Diesel drivers, numbering 470,000, on Monday demanded compensation from Volkswagen over an emissions-rigging scandal in Germany’s first-ever class-action lawsuit.
Presiding Judge, Michael Neef, said, as proceedings began in the Braunschweig Higher Regional Court, that the court deems the class action case admissible.
Volkswagen is also facing the national vzbv association of consumer groups, which is acting on behalf of around 470,000 owners of diesel-powered vehicles produced by the Volkswagen Group.
However, Neef suggested that the parties should seek a settlement outside the court.
“A settlement is very difficult but possible, however, placing a value on the damage done to diesel owners was far from simple,’’ Neef said.
The association of consumer groups expressed satisfaction with the start of the proceedings in Braunschweig, located not far from the German carmaker’s headquarters in Wolfsburg.
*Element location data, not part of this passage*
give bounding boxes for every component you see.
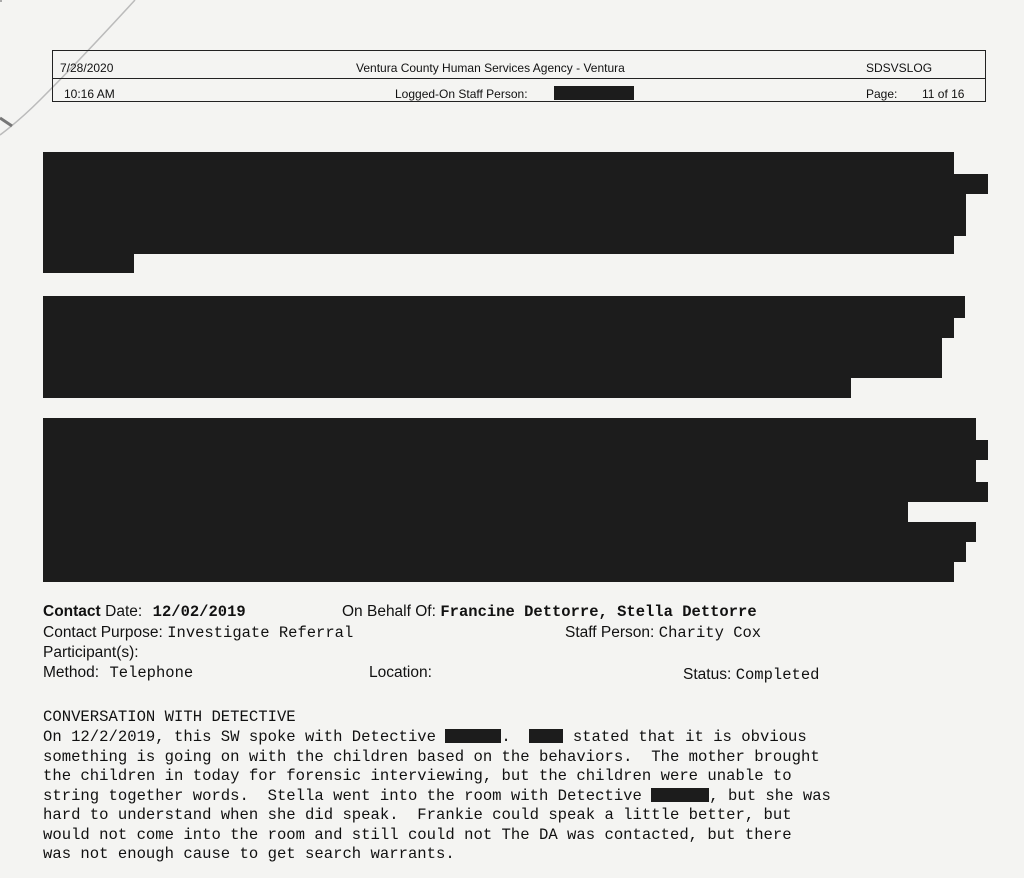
narrative-text: . — [501, 728, 530, 746]
staff-label: Staff Person: — [565, 624, 655, 641]
purpose-row — [43, 624, 353, 642]
header-date: 7/28/2020 — [60, 61, 114, 75]
status-value: Completed — [735, 666, 820, 684]
status-row — [683, 666, 819, 684]
redaction-shape-1 — [43, 152, 988, 273]
on-behalf-label: On Behalf Of: — [342, 603, 436, 620]
contact-date-row — [43, 603, 246, 621]
header-agency: Ventura County Human Services Agency - Ventura — [356, 61, 625, 75]
purpose-value: Investigate Referral — [167, 624, 354, 642]
narrative-heading: CONVERSATION WITH DETECTIVE — [43, 708, 296, 726]
narrative-text: On 12/2/2019, this SW spoke with Detective — [43, 728, 446, 746]
contact-label: Contact — [43, 603, 101, 620]
method-row — [43, 664, 193, 682]
header-page-value: 11 of 16 — [922, 87, 965, 101]
header-report-code: SDSVSLOG — [866, 61, 933, 75]
narrative-line-2: something is going on with the children based on the behaviors. The mother brought — [43, 748, 820, 766]
redaction-shape-2 — [43, 296, 965, 398]
header-time: 10:16 AM — [64, 87, 115, 101]
narrative-line-1 — [43, 728, 1003, 748]
method-label: Method: — [43, 664, 100, 681]
narrative-line-5: hard to understand when she did speak. Frankie could speak a little better, but — [43, 806, 792, 824]
narrative-line-7: was not enough cause to get search warrants. — [43, 845, 455, 863]
header-page-label: Page: — [866, 87, 898, 101]
staff-value: Charity Cox — [658, 624, 762, 642]
participants-label: Participant(s): — [43, 644, 139, 661]
on-behalf-value: Francine Dettorre, Stella Dettorre — [440, 603, 757, 621]
narrative-text: string together words. Stella went into the room with Detective — [43, 787, 652, 805]
purpose-label: Contact Purpose: — [43, 624, 163, 641]
date-label: Date: — [105, 603, 143, 620]
narrative-line-4 — [43, 787, 1003, 807]
status-label: Status: — [683, 666, 732, 683]
header-logged-on-label: Logged-On Staff Person: — [395, 87, 528, 101]
narrative-line-6: would not come into the room and still could not The DA was contacted, but there — [43, 826, 792, 844]
redaction-detective-name — [529, 729, 563, 743]
redaction-detective-name — [651, 788, 709, 802]
contact-date-value: 12/02/2019 — [152, 603, 246, 621]
on-behalf-row — [342, 603, 757, 621]
redaction-detective-name — [445, 729, 501, 743]
location-label: Location: — [369, 664, 432, 681]
narrative-text: , but she was — [709, 787, 831, 805]
method-value: Telephone — [109, 664, 194, 682]
narrative-text: stated that it is obvious — [563, 728, 807, 746]
participants-row — [43, 644, 139, 662]
staff-row — [565, 624, 761, 642]
redaction-shape-3 — [43, 418, 988, 582]
narrative-line-3: the children in today for forensic interviewing, but the children were unable to — [43, 767, 792, 785]
location-row — [369, 664, 432, 682]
Vzbv lawyer, Ralf Stoll, said he was positively surprised that the court has conducted the case very well and “has given indications in our view that it could reach a judgement in our favour’’.
Head of vzbv, Klaus Mueller said “we are of the opinion that Volkswagen deceived them and now they must face the consequences.’’
Germany began allowing class-action lawsuits in 2018, having the VW case as the first for German court proceedings.
Due to the expected massive public interest, the first hearing in the case was moved to Braunschweig’s civic hall.
The carmaker argues that customers did not suffer any damage as all the cars could be driven and were safe.
Volkswagen, however, said it has reached settlements with individual customers in many cases, but in the case of the class-action, its lawyers see settlement as barely conceivable.
VW has so far spent $30 billion dealing with the fallout of the diesel scandal in Germany and abroad, particularly in the U.S.
The former and current bosses of the car giant are also facing court cases.
The scandal has not, however, put the carmaker in financial crisis.
VW had net profits in the first half of the year of 7.2 billion euros, or 8.4 per cent more than in the same period in 2018.